P. Dalam nama Bapa dan Putera dan Roh Kudus
U. Amin.
P. Semoga Tuhan beserta kita.
U. Sekarang dan selama-lamanya.

PENGANTAR
Bapak-Ibu dan Saudara-Saudari terkasih dalam Kristus, kita berjumpa kembali dalam pertemuan kedua BKSN 2026 ini, kita akan merenungkan tema "Beragam Namun Bersatu" berdasarkan Efesus 4:1-16. Melalui surat ini, kita diajak menyadari bahwa dalam kehidupan menggereja terdapat berbagai macam karunia, pelayanan, karakter, dan latar belakang. Perbedaan itu bukan untuk memecah-belah, melainkan untuk saling melengkapi demi membangun tubuh Kristus.

Paulus tahu bahwa dalam jemaat Efesus bisa ada tantangan, tekanan, dan perbedaan dalam hidup bersama. Ia menasihati mereka untuk terus menjaga kesatuan dalam kasih sebagai satu tubuh di dalam Kristus. Demikian pula kita sebagai Gereja pada zaman sekarang: dalam keluarga, lingkungan, wilayah, maupun paroki, kita dipanggil untuk membangun persekutuan yang hidup dengan mengedepankan kerendahan hati, kelemahlembutan, kesabaran, dan kasih.

1. Mengundang Kehadiran Tuhan
Marilah kita berdoa
Allah Bapa yang Mahabaik, kami bersyukur kepada-Mu atas kasih dan rahmat yang Engkau anugerahkan kepada kami, terlebih atas persatuan yang Engkau hadirkan melalui Gereja-Mu. Kami menyerahkan pertemuan ini ke dalam kehendak dan rencana-Mu. Hadirlah di tengah kami dan bimbinglah kami dalam merenungkan sabda-Mu. Demi Yesus Kristus, Tuhan dan Pengantara kami.
Amin.

2. Membaca Teks Kitab Suci
Pembacaan Ef. 4:1-16
1 Sebab itu, aku, seorang tahanan karena Tuhan, menasihatkan kamu, supaya hidupmu sebagai orang-orang yang telah dipanggil berpadanan dengan panggilan itu. 2 Hendaklah kamu selalu rendah hati, lemah lembut, dan sabar. Tunjukkanlah kasihmu dengan saling membantu. 3 Dan berusahalah memelihara kesatuan Roh dalam ikatan damai sejahtera: 4 Satu tubuh, dan satu Roh, sebagaimana kamu telah dipanggil kepada satu pengharapan yang terkandung dalam panggilanmu, 5 satu Tuhan, satu iman, satu baptisan, 6 satu Allah dan Bapa dari semua, Allah yang di atas semua dan melalui semua dan di dalam semua.

7 Tetapi, kepada kita masing-masing telah diberikan anugerah menurut ukuran pemberian Kristus. 8 Itulah sebabnya dikatakan,
"Tatkala Ia naik ke tempat tinggi,
Ia membawa tawanan-tawanan;
Ia memberikan pemberian-pemberian kepada manusia."
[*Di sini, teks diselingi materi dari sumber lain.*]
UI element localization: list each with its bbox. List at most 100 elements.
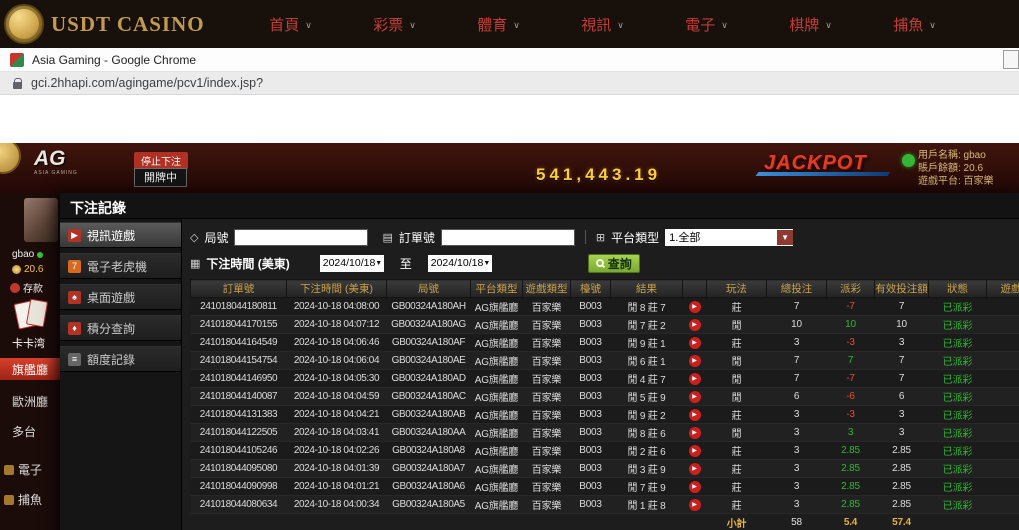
cell-result: 閒 9 莊 1 (611, 334, 683, 352)
subtotal-bet: 58 (767, 514, 827, 530)
table-row: 2410180441469502024-10-18 04:05:30GB0032… (191, 370, 1019, 388)
cell-time: 2024-10-18 04:06:04 (287, 352, 387, 370)
records-table-wrap: 訂單號下注時間 (美東)局號平台類型遊戲類型檯號結果玩法總投注派彩有效投注額狀態… (190, 279, 1019, 530)
menu-item-slot[interactable]: 7電子老虎機 (60, 253, 181, 279)
nav-item-label: 體育 (477, 14, 507, 35)
address-bar[interactable]: gci.2hhapi.com/agingame/pcv1/index.jsp? (0, 72, 1019, 95)
menu-item-label: 電子老虎機 (87, 258, 147, 275)
nav-item[interactable]: 電子∨ (655, 14, 759, 35)
cell-play: 閒 (707, 370, 767, 388)
replay-icon[interactable]: ▶ (689, 337, 701, 349)
nav-item[interactable]: 視訊∨ (551, 14, 655, 35)
lobby-item-electronic[interactable]: 電子 (4, 461, 42, 478)
nav-item[interactable]: 彩票∨ (343, 14, 447, 35)
brand-coin-icon (4, 4, 44, 44)
cell-valid: 2.85 (875, 460, 929, 478)
replay-icon[interactable]: ▶ (689, 373, 701, 385)
menu-item-points[interactable]: ♦積分查詢 (60, 315, 181, 341)
cell-time: 2024-10-18 04:00:34 (287, 496, 387, 514)
menu-item-quota[interactable]: ≡額度記錄 (60, 346, 181, 372)
order-number-input[interactable] (441, 229, 575, 246)
deposit-icon (10, 283, 20, 293)
modal-title: 下注記錄 (60, 193, 1019, 219)
jackpot-value: 541,443.19 (536, 165, 661, 185)
replay-icon[interactable]: ▶ (689, 355, 701, 367)
platform-type-icon: ⊞ (596, 231, 605, 244)
date-to-field[interactable]: 2024/10/18 ▼ (428, 255, 492, 272)
order-number-label: 訂單號 (399, 229, 435, 246)
menu-item-video[interactable]: ▶視訊遊戲 (60, 222, 181, 248)
account-platform: 遊戲平台: 百家樂 (918, 175, 1018, 188)
replay-icon[interactable]: ▶ (689, 391, 701, 403)
round-number-input[interactable] (234, 229, 368, 246)
cell-order: 241018044105246 (191, 442, 287, 460)
window-control[interactable] (1003, 50, 1019, 69)
replay-icon[interactable]: ▶ (689, 463, 701, 475)
nav-item[interactable]: 體育∨ (447, 14, 551, 35)
replay-icon[interactable]: ▶ (689, 427, 701, 439)
cell-time: 2024-10-18 04:04:21 (287, 406, 387, 424)
subtotal-row: 小計585.457.4 (191, 514, 1019, 530)
cell-play: 閒 (707, 352, 767, 370)
cell-round: GB00324A180AB (387, 406, 471, 424)
nav-item[interactable]: 棋牌∨ (759, 14, 863, 35)
spacer (929, 514, 987, 530)
cell-payout: 2.85 (827, 496, 875, 514)
avatar[interactable] (24, 198, 58, 242)
column-header: 檯號 (571, 280, 611, 298)
cell-valid: 10 (875, 316, 929, 334)
cell-result: 閒 1 莊 8 (611, 496, 683, 514)
cell-platform: AG旗艦廳 (471, 388, 523, 406)
cell-time: 2024-10-18 04:02:26 (287, 442, 387, 460)
nav-item[interactable]: 捕魚∨ (863, 14, 967, 35)
lobby-item-multi[interactable]: 多台 (12, 423, 36, 440)
lobby-item-europe[interactable]: 歐洲廳 (12, 393, 48, 410)
cell-status: 已派彩 (929, 370, 987, 388)
cell-extra (987, 388, 1019, 406)
menu-item-table[interactable]: ♠桌面遊戲 (60, 284, 181, 310)
records-panel: ◇ 局號 ▤ 訂單號 ⊞ 平台類型 1.全部 ▼ (182, 219, 1019, 530)
cell-result: 閒 7 莊 9 (611, 478, 683, 496)
table-row: 2410180441808112024-10-18 04:08:00GB0032… (191, 298, 1019, 316)
table-icon: ♠ (68, 291, 81, 304)
cell-order: 241018044154754 (191, 352, 287, 370)
table-row: 2410180440806342024-10-18 04:00:34GB0032… (191, 496, 1019, 514)
account-balance: 賬戶餘額: 20.6 (918, 162, 1018, 175)
lobby-item-fishing[interactable]: 捕魚 (4, 491, 42, 508)
filter-row-1: ◇ 局號 ▤ 訂單號 ⊞ 平台類型 1.全部 ▼ (190, 227, 1019, 247)
replay-icon[interactable]: ▶ (689, 301, 701, 313)
main-nav: 首頁∨彩票∨體育∨視訊∨電子∨棋牌∨捕魚∨ (239, 14, 967, 35)
cell-bet: 7 (767, 352, 827, 370)
cell-valid: 3 (875, 424, 929, 442)
column-header: 訂單號 (191, 280, 287, 298)
connection-status-icon (902, 154, 915, 167)
cell-result: 閒 4 莊 7 (611, 370, 683, 388)
deposit-button[interactable]: 存款 (10, 280, 43, 295)
nav-item[interactable]: 首頁∨ (239, 14, 343, 35)
cell-bet: 3 (767, 442, 827, 460)
cell-status: 已派彩 (929, 316, 987, 334)
lobby-room-label[interactable]: 卡卡湾 (12, 335, 45, 351)
replay-icon[interactable]: ▶ (689, 409, 701, 421)
platform-select[interactable]: 1.全部 ▼ (665, 229, 793, 246)
chevron-down-icon: ∨ (721, 20, 728, 31)
search-button[interactable]: 查詢 (588, 254, 640, 273)
replay-icon[interactable]: ▶ (689, 481, 701, 493)
replay-icon[interactable]: ▶ (689, 445, 701, 457)
cell-game: 百家樂 (523, 496, 571, 514)
brand[interactable]: USDT CASINO (0, 4, 205, 44)
order-number-icon: ▤ (382, 231, 392, 244)
date-from-field[interactable]: 2024/10/18 ▼ (320, 255, 384, 272)
flagship-hall-button[interactable]: 旗艦廳 (0, 358, 60, 380)
nav-item-label: 彩票 (373, 14, 403, 35)
replay-icon[interactable]: ▶ (689, 319, 701, 331)
coin-icon (12, 265, 21, 274)
cell-replay: ▶ (683, 298, 707, 316)
cell-round: GB00324A180A7 (387, 460, 471, 478)
replay-icon[interactable]: ▶ (689, 499, 701, 511)
cell-payout: 2.85 (827, 478, 875, 496)
cell-order: 241018044090998 (191, 478, 287, 496)
ag-logo: AG ASIA GAMING (34, 148, 78, 176)
column-header: 結果 (611, 280, 683, 298)
lobby-username: gbao (12, 249, 43, 260)
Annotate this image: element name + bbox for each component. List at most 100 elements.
9Bukankah "Ia telah naik" berarti bahwa Ia juga telah turun ke bagian bumi yang paling bawah? 10 Ia yang telah turun, Ia juga yang telah naik jauh lebih tinggi dari pada semua langit, untuk memenuhi segala sesuatu.

11 Dialah yang memberikan baik rasul-rasul maupun nabi-nabi, baik pemberita-pemberita Injil maupun gembala-gembala dan pengajar-pengajar, 12 untuk memperlengkapi orang-orang kudus bagi pekerjaan pelayanan, bagi pembangunan tubuh Kristus, 13 sampai kita semua telah mencapai kesatuan iman dan pengetahuan yang benar tentang Anak Allah, kedewasaan penuh, dan tingkat pertumbuhan yang sesuai dengan kepenuhan Kristus, 14 sehingga kita bukan lagi anak-anak, yang diombang-ambingkan oleh berbagai angin pengajaran, oleh permainan palsu manusia dalam kelicikan mereka yang menyesatkan.

15 Sebaliknya, dengan teguh berpegang kepada kebenaran di dalam kasih, kita bertumbuh di dalam segala hal ke arah Dia, Kristus, yang adalah Kepala. 16 Dari Dialah seluruh tubuh, yang rapi tersusun dan diikat menjadi satu oleh semua sendi yang menopangnya, menerima pertumbuhannya sesuai dengan kadar pekerjaan tiap-tiap anggota, dan membangun dirinya dalam kasih.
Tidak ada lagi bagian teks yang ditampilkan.